Protestors urge Canada to grant permanent status to migrants

World

Protestors say permanent status will help prevent abuse and allow foreign workers in Canada to defend their rights.

Migrant rights advocates in Canada have renewed their push for Prime Minister Justin Trudeau‘s government to grant permanent residency to all foreign workers, students and other undocumented people in the country when parliament resumes next week.

 

Speaking to reporters on Wednesday during a virtual news briefing, undocumented worker and rights activist Danilo De Leon said he and others without status “cannot wait” any longer.

 

“My daughters are the reason I continue to sacrifice, being far from them and fighting for my status. I want to be reunited with them in Canada so they will have a better future … We cannot wait, make status for all a priority now. No one should be excluded,” said De Leon.

 

Organized by the Migrant Rights Network, the news conference comes just days before rallies will be held across Canada to demand permanent status for all – a call that has been gaining momentum among civil rights activists for months.

 

While regularising the immigration status of workers and others without permanent status has been a long-standing demand, it gained increased urgency as the COVID-19 pandemic highlighted systemic problems in several industries employing these laborers.

 

 

Rights groups estimate that more than one million migrant workers, students, refugees and others are in Canada without permanent immigration status, while hundreds of thousands of others are undocumented.

 

There were thousands of Sri Lankans entered Canada as refugees and asylum seekers during the Civil War in Sri Lanka.

 

Many work as domestic caregivers, in healthcare or custodial jobs, or in Canada’s highly profitable agricultural and food processing sector.

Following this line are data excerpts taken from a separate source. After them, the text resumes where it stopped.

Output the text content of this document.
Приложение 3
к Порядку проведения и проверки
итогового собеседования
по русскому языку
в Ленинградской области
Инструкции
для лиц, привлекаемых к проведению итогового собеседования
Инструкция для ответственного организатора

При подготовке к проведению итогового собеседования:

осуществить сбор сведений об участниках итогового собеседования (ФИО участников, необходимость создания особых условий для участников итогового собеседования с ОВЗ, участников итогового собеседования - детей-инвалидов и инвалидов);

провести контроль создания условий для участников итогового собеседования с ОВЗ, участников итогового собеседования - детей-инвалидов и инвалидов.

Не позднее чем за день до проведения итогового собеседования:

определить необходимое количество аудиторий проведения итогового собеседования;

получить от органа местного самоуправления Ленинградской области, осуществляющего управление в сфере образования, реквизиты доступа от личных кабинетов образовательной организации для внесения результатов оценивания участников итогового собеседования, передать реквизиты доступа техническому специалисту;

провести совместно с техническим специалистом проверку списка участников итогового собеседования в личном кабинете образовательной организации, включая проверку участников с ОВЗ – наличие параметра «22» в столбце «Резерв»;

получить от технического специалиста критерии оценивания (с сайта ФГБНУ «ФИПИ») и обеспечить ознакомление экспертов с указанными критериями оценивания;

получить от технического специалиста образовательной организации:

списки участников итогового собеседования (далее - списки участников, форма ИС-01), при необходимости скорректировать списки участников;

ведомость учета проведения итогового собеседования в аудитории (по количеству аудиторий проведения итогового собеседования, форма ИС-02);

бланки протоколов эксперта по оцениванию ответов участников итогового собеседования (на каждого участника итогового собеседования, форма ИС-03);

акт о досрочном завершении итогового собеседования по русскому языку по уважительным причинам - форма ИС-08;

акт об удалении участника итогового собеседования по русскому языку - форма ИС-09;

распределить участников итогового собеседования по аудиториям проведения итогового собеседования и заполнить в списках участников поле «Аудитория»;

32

And activists say a system that ties many of these workers to their Canadian employers leaves them vulnerable to abuse and with little recourse to defend their rights because the threat of removal hangs over their hands.

 

“These migrants often hold poorly paid, precarious jobs with little or no social protection. [They] find themselves at the mercy of placement agencies, which too often place them in situations of exploitation,” Amnesty International Canada said in a report (PDF) on Wednesday. “Their rights as employees are generally not respected, but they don’t dare denounce the situation because of the precariousness of their status.”

 

Last month, Jamaican farmworkers brought to Canada under a special, temporary migration programme said in an open letter that they are “treated like mules”, and verbally abused and threatened by their bosses. “As it currently stands, [the Seasonal Agricultural Worker Program] is systematic slavery,” they said.

 

Jamaica has since said it plans to send a special, fact-finding team to Canada to investigate the workers’ claims.